13. The method of claim 12, wherein performing the assessment includes subjecting the hypothesis recognition pattern to a logical analysis.

14. The method of claim 13, wherein performing the assessment includes determining whether known relationships exist in the related concepts datastore that contradict the hypothesis recognition pattern.

15. The method of claim 13, further comprising:

performing automatic extraction of a pattern of relationships between core concepts in the datastore based on pattern extraction criteria; and

formulating the hypothesis recognition pattern based on the pattern extraction criteria.

16. The method of claim 11, wherein performing recognition includes distinguishing between hypothetical relationships and known relationships of the related concepts datastore.

17. The method of claim 16, wherein recording the hypothetical relationship includes recording whether existence of the hypothetical relationship depends on confirmation of another hypothetical relationship.
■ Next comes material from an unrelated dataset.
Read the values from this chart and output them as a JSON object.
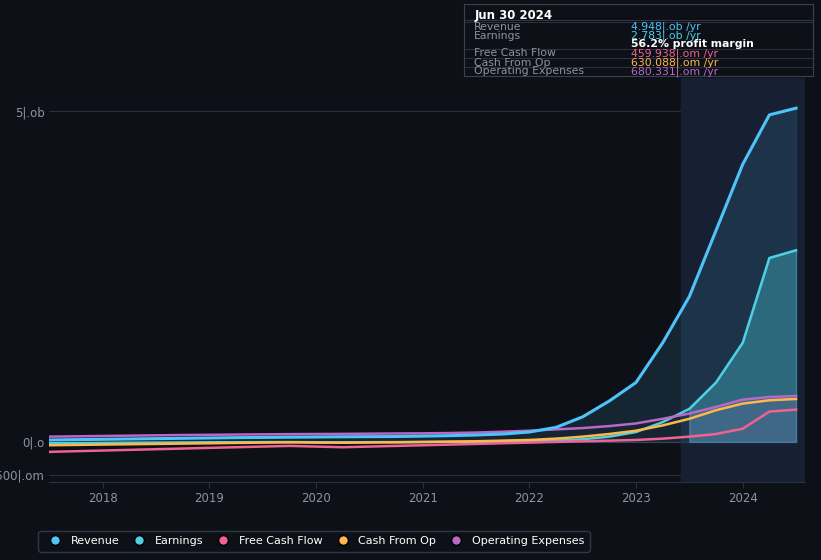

18. The method of claim 11, further comprising designing new research supplies based on the hypothetical relationship.

19. The method of claim 11, further comprising:

receiving user navigation selections respective of contents of the related concepts datastore; and

communicating the hypothetical relationship to the user in response to the navigation selections.

20. The method of claim 11, further comprising formulating a research strategy based on the hypothetical relationship.